Posted on August 2015 By Speller International
We know you spend a lot of time sitting in front of your work computer, and bad posture can lead to a stiff neck or a tight back. While it’s a great excuse for a massage at the chiropractors, we think prevention is better than cure.
Mum was right
Remember when you were a kid and mum would constantly tell you to sit up straight? There is truth in her wisdom. With a straight back, adjust your chair to ensure the following:
Eye line directed at the top third of the computer screen.
Forearms approximately parallel to the floor when typing
Elbows comfortably at your side
Feet flat on the floor with thighs parallel to the floor.
Ergo, go ergonomical
It’s a big word, and it means the scientific study of people and their working conditions, especially done in order to improve effectiveness. In practice, it’s the placement of your desk, workstation, monitor and keyboard to allow for the best possible posture.

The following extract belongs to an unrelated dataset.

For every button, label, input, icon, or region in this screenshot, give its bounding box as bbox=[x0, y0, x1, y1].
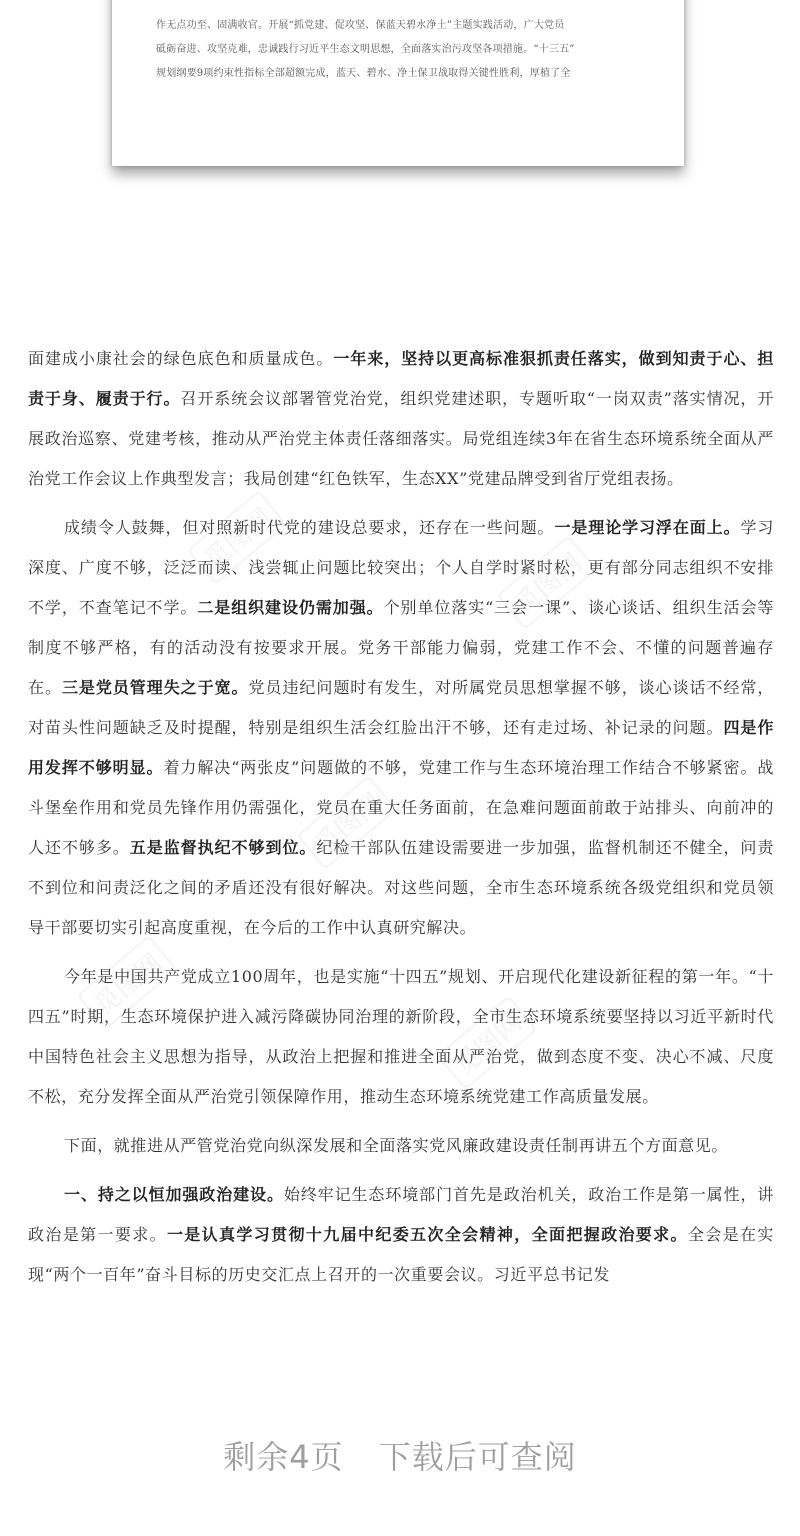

The trick is to keep your computer at arm’s length and have your keyboard, mouse, and phone within your forearm’s reach. If you work with paper documents, use a document holder, which positions your documents for easy reading. On the phone often? Get a headset to stop cradling the phone between your ear and shoulder. Not only will it prevent a stiff neck, it frees your hands for important things – like note taking. Your neck and eyes will thank you.
Avoid awkward positions
To hear or see better at meetings or presentations, try not to twist or lean your body. Prevent uninvited backaches by turning or moving your seat towards the person speaking. When typing or using your mouse, ensure your wrists are in a neutral position (not angled up or down) to prevent sprains or Carpal Tunnel Syndrome. Keep your wrists poised like a pianist’s, rather than resting them on the table or use a squishy wrist support.
You gotta move it, move it!
No matter how well your desk is set up or how good your office-chair posture is, get up and move around whenever you can. It’s not just good for your body, but also your mind. You could also shake off the tension with some desk-ercise:
Relax your arms and roll your shoulders in a circular motion.
Gently roll your head from side to side, feeling the muscles in your neck and back stretch and relax.